Methylthioadenosine phosphorylase immunostaining detects homozygous deletion of CDKN2A in malignant pleural mesothelioma with a sensitivity of 74.1% and a specificity of 100%.[11)] Previous reports have shown that the expression of EZH2 is elevated in 80% of the high-grade gliomas with loss of p16 protein expression and conserved CDKN2A.[5)] In our study, p16 and MTAP had no significant correlation with histological grade, EZH2, and H3K27me3. It is unclear whether this lack of correlation observed for p16 and MTAP is unique to midline gliomas or does it apply to gliomas in other regions as well. While it is possible that p16 and MTAP immunostaining accuracy issues could explain this lack of correlation, it should be noted that low expression of MTAP was observed only in the case that also had a loss of p16, although, the correlation between the two was not significant (P = 0.350).

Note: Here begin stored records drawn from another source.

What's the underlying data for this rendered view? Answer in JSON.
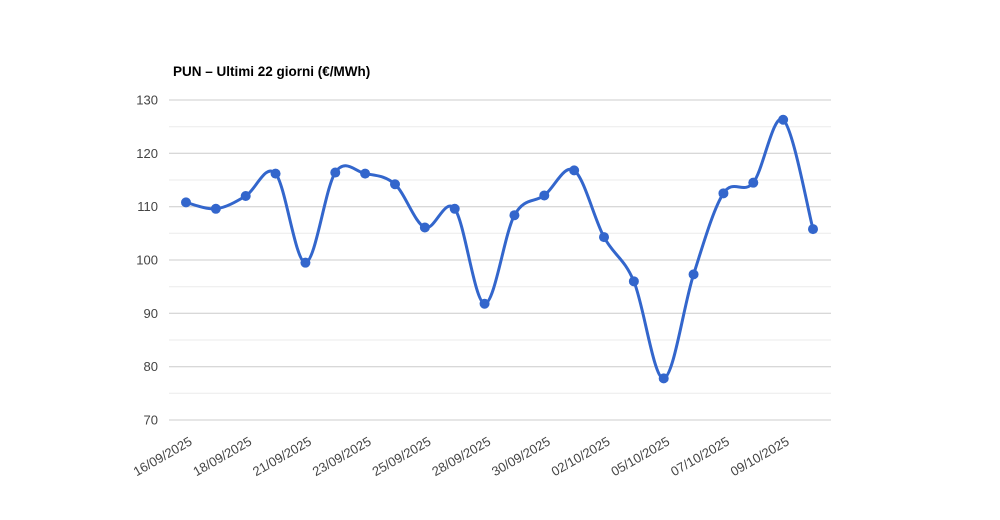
{
  "page": {
    "background": "#ffffff"
  },
  "chart_data": {
    "type": "line",
    "title": "PUN – Ultimi 22 giorni (€/MWh)",
    "series": [
      {
        "name": "PUN",
        "color": "#3366cc",
        "values": [
          110.8,
          109.6,
          112.0,
          116.2,
          99.5,
          116.4,
          116.2,
          114.2,
          106.1,
          109.6,
          91.8,
          108.4,
          112.1,
          116.8,
          104.3,
          96.0,
          77.8,
          97.3,
          112.5,
          114.5,
          126.3,
          105.8
        ]
      }
    ],
    "point_count": 22,
    "x_tick_labels": [
      "16/09/2025",
      "18/09/2025",
      "21/09/2025",
      "23/09/2025",
      "25/09/2025",
      "28/09/2025",
      "30/09/2025",
      "02/10/2025",
      "05/10/2025",
      "07/10/2025",
      "09/10/2025"
    ],
    "x_tick_point_indices": [
      0,
      2,
      4,
      6,
      8,
      10,
      12,
      14,
      16,
      18,
      20
    ],
    "y_ticks": [
      70,
      80,
      90,
      100,
      110,
      120,
      130
    ],
    "y_minor_ticks": [
      75,
      85,
      95,
      105,
      115,
      125
    ],
    "ylim": [
      70,
      130
    ],
    "xlabel": "",
    "ylabel": "",
    "legend": "none",
    "grid": true,
    "curve": "smooth",
    "colors": {
      "axis_text": "#444444",
      "major_grid": "#cccccc",
      "minor_grid": "#ebebeb",
      "background": "#ffffff"
    }
  }
}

All the specimens tested in our study were wild type for IDH1 and IDH2. The presence or absence of IDH mutation is known to correlate with prognosis in diffuse gliomas. However, the frequency of IDH mutation is variable dependent upon the location of glioma.[25)] The frequency of IDH mutation in the midline region has previously been reported to be low.[29)] Wild type IDH is associated with variable tumor prognosis, and other useful markers of prognosis are necessary. While, histological grade and IDH status are of course important in judging the malignancy of diffuse gliomas, in midline glioma, IDH is likely to exhibit wild type status and is of limited prognostic value.

In this study, H3K27M-mutant was seen in approximately half of midline gliomas in patients over 18 years of age. Compared with other gliomas, the midline gliomas are more prevalent in younger patients. In older age group, there was no significant difference in prognosis with the presence or absence of H3K27M-mutant, unlike that seen in children. Our findings validate the value of histopathology in prognosis related to adult midline glioma. Additionally, we show that the expression analysis of EZH2 and H3K27me3 is useful adjunctively in the determination of tumor prognosis.

A limitation of this study is the small sample size. In addition, in many cases genetic testing could not be performed due to insufficient specimen volume. Furthermore, the changes in treatment approach over time may have led to differences in survival period for each case.